A Night Tour With Terry
It was a very serious young gentleman, he looked around 9 years old in the dim light of the dome, who started it off by coming up and asking, what is on the other side of a black hole?
I had to answer, I really don’t know and I don’t think anyone really knows yet, there are too many unknown factors which aren’t helped by the fact that we can’t even see one but can only see the effect it has on everything nearby.
So a bit of digging was in order. What is a black hole and how does it function? One might ask Why is a black hole? what causes one? and then we hear that two black holes collided 1.4 billion light-years away and the resulting shock waves were able to be recorded on Earth as causing ripples in the structure of space-time which was followed a short time later by another ‘ripple’ that was also able to be recorded by the LIGO detector in the USA and the Virgo detector in Italy.
As far as we know so far a black hole arises when a star of mass ~10 times greater than our Sun runs out of fuel its gravity overcomes the outward pressure of the nuclear fusion reaction and crushes the molecules of the star to the point that they seem to disappear from our plane of existence to end up no one knows where beyond the event horizon, the ultimate point of no return from which nothing can ever escape. Steven Hawking maintains that black holes can have ‘hairs’ which arise from quantum coupled particles and antiparticles, one within the event horizon with the other outside so that one stays trapped but the other is free. These have opposite charges and usually cancel each other but in the case where one particle escapes it reduces the content of the event horizon so the black hole can ultimately decay, a process that is rejected under classical mechanics.

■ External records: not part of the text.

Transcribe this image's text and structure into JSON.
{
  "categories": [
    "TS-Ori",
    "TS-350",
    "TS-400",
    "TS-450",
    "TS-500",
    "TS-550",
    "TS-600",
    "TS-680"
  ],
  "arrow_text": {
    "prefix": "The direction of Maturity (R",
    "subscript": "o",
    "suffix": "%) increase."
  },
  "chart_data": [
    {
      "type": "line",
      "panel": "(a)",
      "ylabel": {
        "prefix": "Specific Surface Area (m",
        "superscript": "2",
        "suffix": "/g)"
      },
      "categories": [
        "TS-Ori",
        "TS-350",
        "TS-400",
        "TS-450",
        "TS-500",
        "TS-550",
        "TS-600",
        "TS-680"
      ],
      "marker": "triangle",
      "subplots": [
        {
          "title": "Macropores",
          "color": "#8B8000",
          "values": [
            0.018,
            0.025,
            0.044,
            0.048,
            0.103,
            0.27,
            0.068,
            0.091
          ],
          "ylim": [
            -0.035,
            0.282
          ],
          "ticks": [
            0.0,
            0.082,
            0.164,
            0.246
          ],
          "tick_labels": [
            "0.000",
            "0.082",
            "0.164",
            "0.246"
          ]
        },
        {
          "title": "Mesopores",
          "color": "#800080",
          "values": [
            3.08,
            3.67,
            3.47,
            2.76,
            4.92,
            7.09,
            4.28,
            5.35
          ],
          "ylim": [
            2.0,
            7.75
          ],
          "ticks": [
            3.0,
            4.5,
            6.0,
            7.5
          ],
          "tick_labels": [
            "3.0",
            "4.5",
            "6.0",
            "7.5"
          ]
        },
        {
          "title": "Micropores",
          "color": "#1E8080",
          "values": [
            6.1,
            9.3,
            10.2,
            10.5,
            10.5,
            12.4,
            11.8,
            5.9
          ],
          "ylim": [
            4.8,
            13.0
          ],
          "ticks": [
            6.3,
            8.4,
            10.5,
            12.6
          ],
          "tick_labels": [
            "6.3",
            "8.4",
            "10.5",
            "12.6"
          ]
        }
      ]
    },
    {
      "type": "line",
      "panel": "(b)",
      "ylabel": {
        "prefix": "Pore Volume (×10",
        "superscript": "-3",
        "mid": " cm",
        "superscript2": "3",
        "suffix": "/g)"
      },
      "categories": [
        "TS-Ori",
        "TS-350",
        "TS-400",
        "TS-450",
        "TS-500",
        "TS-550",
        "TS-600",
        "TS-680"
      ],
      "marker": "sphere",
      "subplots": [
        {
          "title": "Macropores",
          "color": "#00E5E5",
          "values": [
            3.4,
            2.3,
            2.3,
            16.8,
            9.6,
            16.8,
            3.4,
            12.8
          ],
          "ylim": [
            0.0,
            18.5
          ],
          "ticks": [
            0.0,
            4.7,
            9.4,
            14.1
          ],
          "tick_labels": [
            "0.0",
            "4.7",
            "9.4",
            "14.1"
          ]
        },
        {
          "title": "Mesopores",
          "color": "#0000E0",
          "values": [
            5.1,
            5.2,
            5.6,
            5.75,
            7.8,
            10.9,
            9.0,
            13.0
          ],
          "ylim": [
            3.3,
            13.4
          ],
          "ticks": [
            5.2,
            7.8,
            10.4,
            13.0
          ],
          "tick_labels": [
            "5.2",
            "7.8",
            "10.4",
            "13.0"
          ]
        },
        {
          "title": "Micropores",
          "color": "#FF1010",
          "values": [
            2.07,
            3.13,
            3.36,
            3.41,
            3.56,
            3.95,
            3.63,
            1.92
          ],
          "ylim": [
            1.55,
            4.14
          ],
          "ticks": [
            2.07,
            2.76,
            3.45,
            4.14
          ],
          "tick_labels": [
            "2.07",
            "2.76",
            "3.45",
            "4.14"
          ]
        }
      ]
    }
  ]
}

It now appears that matter flows into a black hole but energy also flies out, gravity, light, & matter that triggers star formation and redistributes heavy elements that contribute to star and planet formation. Einstein’s equation of Energy = Mass * the speed of light squared results in a large amount of energy potential in a small mass of matter. A NASA/Goddard Space Flight Center scientist Richard Mushotsky considers that without black holes the universe would look very different to the way it is now.
However, he also considers that the angular momentum of the event horizon would limit the amount of matter that could be ingested with the rapid rotation throwing off all but very persistent and high-speed molecules. Matter whipping around the event horizon of the black hole would tend to be thrown outwards by the centrifugal force and contribute to driving away from the surrounding gas and so limit the size of the black hole itself. This changes when they collide.
The team using the ALMA telescope has seen massive gas clouds approaching the Abell 2597 galaxy cluster supermassive black hole at a speed of one million km per hour, each cloud containing as much material as a million Suns and tens of light-years in size. The gas clouds are drawn from hot intergalactic gas in the galaxy which cools rapidly, condenses and precipitates much as hot air can precipitate as rain clouds here on Earth. This then helps star formation and feeds the supermassive black hole.
There is a wealth of further research on black holes but so far none of it has told us anything much about what is on the other side of a black hole. So –
Sorry young man, still can’t answer your question!